Venezuela’s Indian, Chinese, and American clients are complaining that crude shipments from PDVSA are poor in quality and are resulting in demands for discounts and returned shipments, according to a new report by Reuters, including interviews with over a dozen sources and supporting documents.

The disputes involve the contamination of crude with water, soil, and other minerals that make it difficult for refineries to effectively process crude for mass consumption. 

But the sources speculated that the low quality of shipments was due to lack of upkeep at PDVSA facilities as officials try to cut corners to save operating costs. In addition, the state-owned company lacks the resources to buy chemicals that aid in the long-term storage of crude before shipment. 

American refiner Phillips 66 has cancelled at least eight shipments totaling 4.4 million barrels in the first half of the year due to the low quality of crude coming in from Venezuela, official PDVSA documents show. 

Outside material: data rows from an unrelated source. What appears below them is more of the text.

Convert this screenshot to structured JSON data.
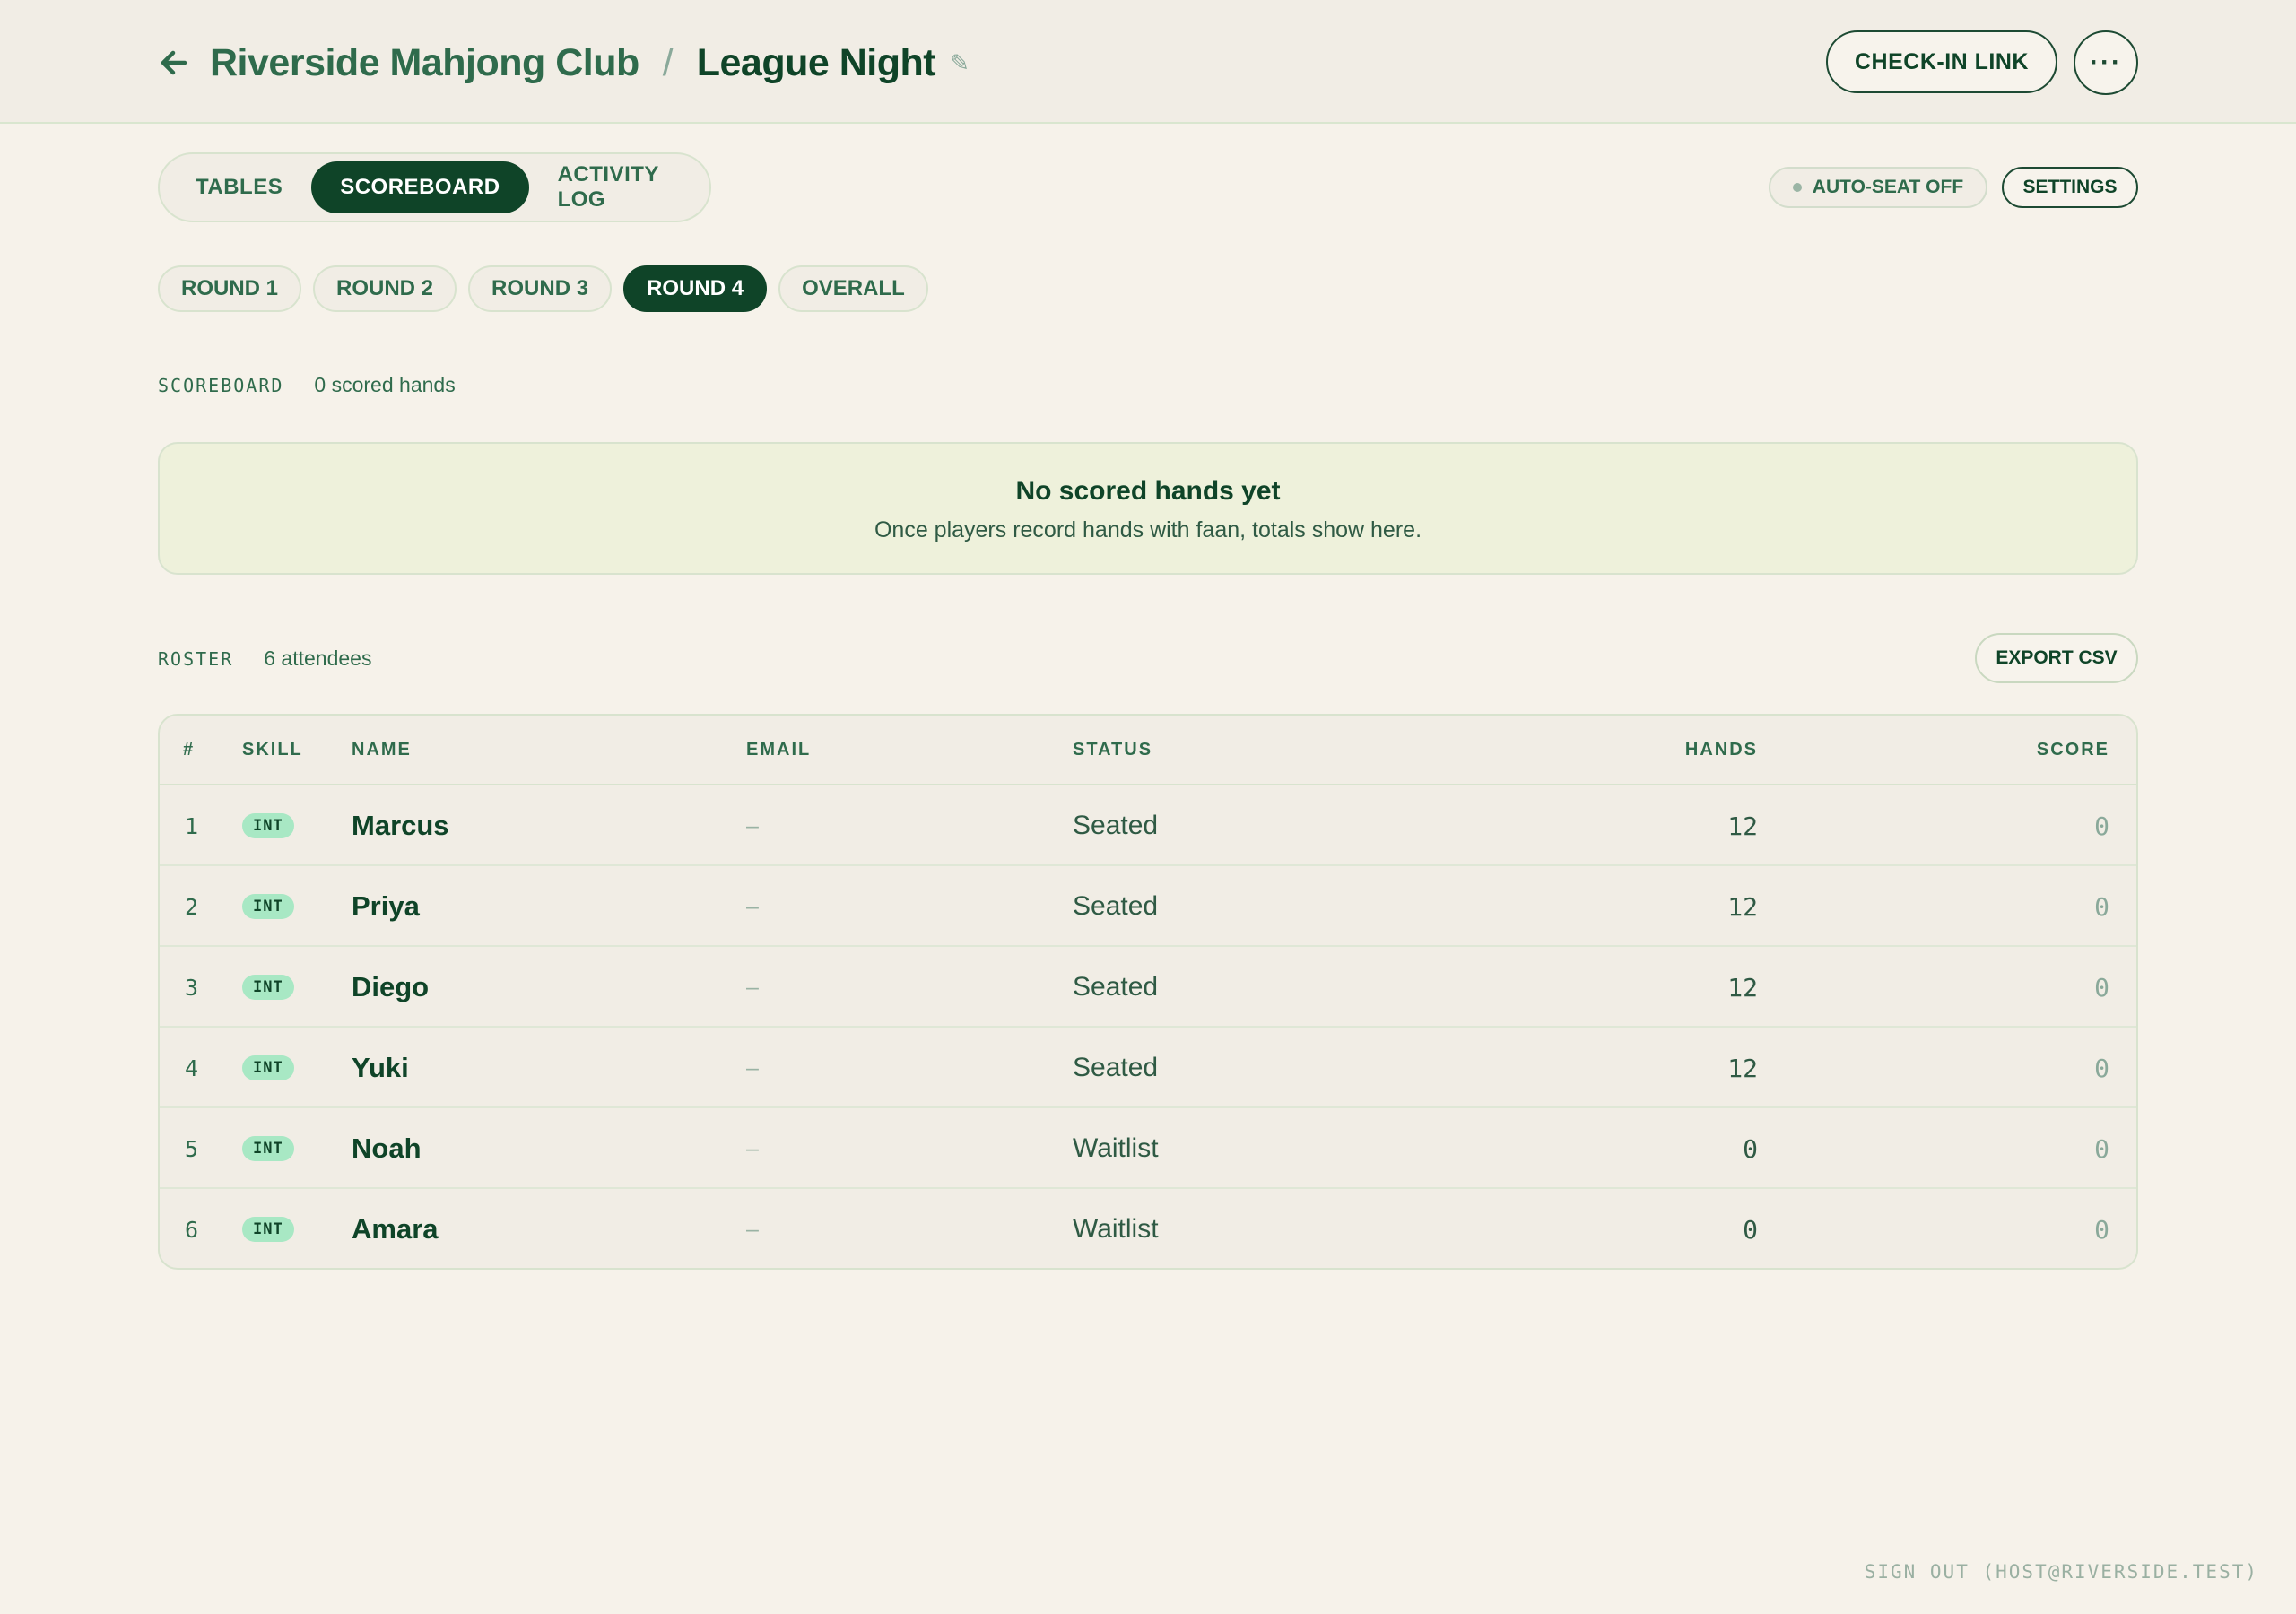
{
  "header": {
    "club": "Riverside Mahjong Club",
    "separator": "/",
    "event": "League Night",
    "checkin_label": "CHECK-IN LINK",
    "more_label": "···"
  },
  "tabs": [
    {
      "label": "TABLES",
      "active": false
    },
    {
      "label": "SCOREBOARD",
      "active": true
    },
    {
      "label": "ACTIVITY LOG",
      "active": false
    }
  ],
  "controls": {
    "autoseat_label": "AUTO-SEAT OFF",
    "settings_label": "SETTINGS"
  },
  "rounds": [
    {
      "label": "ROUND 1",
      "active": false
    },
    {
      "label": "ROUND 2",
      "active": false
    },
    {
      "label": "ROUND 3",
      "active": false
    },
    {
      "label": "ROUND 4",
      "active": true
    },
    {
      "label": "OVERALL",
      "active": false
    }
  ],
  "scoreboard": {
    "label": "SCOREBOARD",
    "count": "0 scored hands",
    "empty_title": "No scored hands yet",
    "empty_sub": "Once players record hands with faan, totals show here."
  },
  "roster": {
    "label": "ROSTER",
    "count": "6 attendees",
    "export_label": "EXPORT CSV",
    "columns": {
      "num": "#",
      "skill": "SKILL",
      "name": "NAME",
      "email": "EMAIL",
      "status": "STATUS",
      "hands": "HANDS",
      "score": "SCORE"
    },
    "rows": [
      {
        "num": "1",
        "skill": "INT",
        "name": "Marcus",
        "email": "–",
        "status": "Seated",
        "hands": "12",
        "score": "0"
      },
      {
        "num": "2",
        "skill": "INT",
        "name": "Priya",
        "email": "–",
        "status": "Seated",
        "hands": "12",
        "score": "0"
      },
      {
        "num": "3",
        "skill": "INT",
        "name": "Diego",
        "email": "–",
        "status": "Seated",
        "hands": "12",
        "score": "0"
      },
      {
        "num": "4",
        "skill": "INT",
        "name": "Yuki",
        "email": "–",
        "status": "Seated",
        "hands": "12",
        "score": "0"
      },
      {
        "num": "5",
        "skill": "INT",
        "name": "Noah",
        "email": "–",
        "status": "Waitlist",
        "hands": "0",
        "score": "0"
      },
      {
        "num": "6",
        "skill": "INT",
        "name": "Amara",
        "email": "–",
        "status": "Waitlist",
        "hands": "0",
        "score": "0"
      }
    ]
  },
  "footer": {
    "signout": "SIGN OUT (HOST@RIVERSIDE.TEST)"
  },
  "icons": {
    "back": "arrow-left-icon",
    "edit": "pencil-icon",
    "more": "ellipsis-icon",
    "autoseat": "dot-icon"
  },
  "colors": {
    "brand": "#0f4428",
    "accent": "#2f6b4c",
    "background": "#f6f2ea",
    "empty_bg": "#eef1db",
    "badge": "#a8e8c4"
  }
}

The China National Petroleum Company (CNPC) complained this year that Venezuelan shipments had been excessively diluted with water, while India’s Reliance Industries complained of other quality issues, according to current and former PDVSA employees. 

“We’re refitting chemical injection points, recouping pumps and storage tanks,” one worker told Reuters. “But without chemicals, we can’t do anything.” 

Another employee indicated the deterioration of Venezuelan crude quality began as early as two years ago, but acute budget shortfalls in recent months accelerated the issues.

Related: How OPEC Continues To Cheat On Its Own Deal

PDVSA’s issues are twofold: logistical and political. In the U.S., Senators have been pressing the Trump Administration to review the chances of Russia’s Rosneft acquiring Venezuela’s PDVSA and its U.S. business, Citgo. Marco Rubio and Bob Menendez believe a change in the ownership of Citgo’s assets would constitute a security risk, Reuters reported last month.

The White House has already authorized sanctions against Caracas and PDVSA, based on the continuation of President Nichols Maduro’s regime despite severe protests by Venezuelans over the past year.